Des milliers de Marocains manifestent contre Israël
"Non à la peine de mort", "non à l'occupation et au sionisme", "Gaza affamée", ont scandé les manifestants ayant répondu à l'appel du Groupe d'action national pour la Palestine

Dimanche, plusieurs milliers de Marocains ont manifesté à Rabat en soutien aux Palestiniens et contre une récente loi israélienne prévoyant la peine de mort pour les résidents de Cisjordanie reconnus coupables d’actes terroristes meurtriers, ont constaté des journalistes de l’AFP.
Le cortège a défilé le long de l’avenue Mohammed V au centre de la capitale, brandissant des drapeaux palestiniens et marocains.
Selon les journalistes de l’AFP, ils étaient plus de 5 000. Aucun chiffre n’a été communiqué par les autorités.
« Non à la peine de mort », « non à l’occupation et au sionisme », « Gaza affamée », scandaient les manifestants, venus à l’appel du Groupe d’action national pour la Palestine, qui rassemble des islamistes, dont le parti Justice et Développement (PJD), et des militants de gauche.
« Je manifeste aujourd’hui contre la situation alarmante à Gaza et le ciblage des civils », a déclaré à l’AFP Najoua Ouahbi, 26 ans.
« Nous apportons notre soutien aux prisonniers palestiniens qui sont menacés par cette nouvelle loi sur la peine de mort », a expliqué pour sa part Aziz El Hannaoui, un membre de la coalition organisatrice.
Selon cette loi israélienne, toute personne « qui cause intentionnellement la mort d’une [autre] dans le but de porter atteinte à un citoyen ou résident israélien, avec l’intention de mettre fin à l’existence de l’État d’Israël, sera condamnée à mort ou à la prison à perpétuité ».

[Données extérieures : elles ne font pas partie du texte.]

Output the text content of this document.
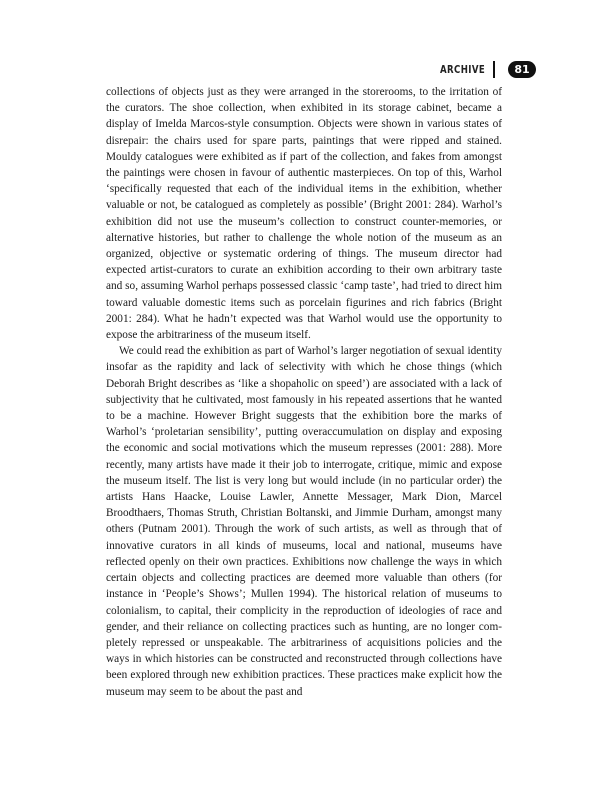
ARCHIVE	81

collections of objects just as they were arranged in the storerooms, to the irritation of the curators. The shoe collection, when exhibited in its storage cabinet, became a display of Imelda Marcos-style consumption. Objects were shown in various states of disrepair: the chairs used for spare parts, paintings that were ripped and stained. Mouldy catalogues were exhibited as if part of the collection, and fakes from amongst the paintings were chosen in favour of authentic masterpieces. On top of this, Warhol ‘specifically requested that each of the individual items in the exhibition, whether valuable or not, be catalogued as completely as possible’ (Bright 2001: 284). Warhol’s exhibition did not use the museum’s collection to construct counter-memories, or alternative histories, but rather to challenge the whole notion of the museum as an organized, objective or systematic ordering of things. The museum director had expected artist-curators to curate an exhibition according to their own arbitrary taste and so, assuming Warhol perhaps possessed classic ‘camp taste’, had tried to direct him toward valuable domestic items such as porcelain figurines and rich fabrics (Bright 2001: 284). What he hadn’t expected was that Warhol would use the opportunity to expose the arbitrariness of the museum itself.

We could read the exhibition as part of Warhol’s larger negotiation of sexual identity insofar as the rapidity and lack of selectivity with which he chose things (which Deborah Bright describes as ‘like a shopaholic on speed’) are associated with a lack of subjectivity that he cultivated, most famously in his repeated assertions that he wanted to be a machine. However Bright suggests that the exhibition bore the marks of Warhol’s ‘proletarian sensibility’, putting overaccumulation on display and exposing the economic and social motivations which the museum represses (2001: 288). More recently, many artists have made it their job to interrogate, critique, mimic and expose the museum itself. The list is very long but would include (in no particular order) the artists Hans Haacke, Louise Lawler, Annette Messager, Mark Dion, Marcel Broodthaers, Thomas Struth, Christian Boltanski, and Jimmie Durham, amongst many others (Putnam 2001). Through the work of such artists, as well as through that of innovative curators in all kinds of museums, local and national, museums have reflected openly on their own practices. Exhibitions now challenge the ways in which certain objects and collecting practices are deemed more valuable than others (for instance in ‘People’s Shows’; Mullen 1994). The historical relation of museums to colonialism, to capital, their complicity in the reproduction of ideologies of race and gender, and their reliance on collecting practices such as hunting, are no longer completely repressed or unspeakable. The arbitrariness of acquisitions policies and the ways in which histories can be constructed and reconstructed through collections have been explored through new exhibition practices. These practices make explicit how the museum may seem to be about the past and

Pour les Palestiniens de Cisjordanie, le texte prévoit que la peine de mort soit la sanction par défaut si l’homicide est qualifié d’acte de terrorisme par la justice militaire israélienne.
Bien que la peine de mort existe déjà dans la législation israélienne, elle a été appliquée à deux reprises, lors de l’exécution, en 1962, d’Adolf Eichmann, principal instigateur de la « Solution finale » durant la Shoah et contre Meir Tobianski en 1948, qui a ensuite été disculpé à titre posthume. Jusqu’à présent, les tribunaux israéliens ne pouvaient prononcer la peine de mort que dans des circonstances extrêmement limitées, et uniquement à l’unanimité d’un collège de juges, un seuil qui n’a jamais été atteint dans les affaires de terrorisme.
À Rabat, les manifestants ont à nouveau exprimé leur rejet de la normalisation de leur pays avec Israël, actée fin 2020 dans le cadre des Accords d’Abraham.
Plusieurs manifestations anti-Israël de grande ampleur ont eu lieu au Maroc après le début de la guerre contre groupe terroriste palestinien du Hamas dans la bande de Gaza, le 7 octobre 2023, déclenchée par le pogrom perpétré par ce dernier le 7 octobre 2023.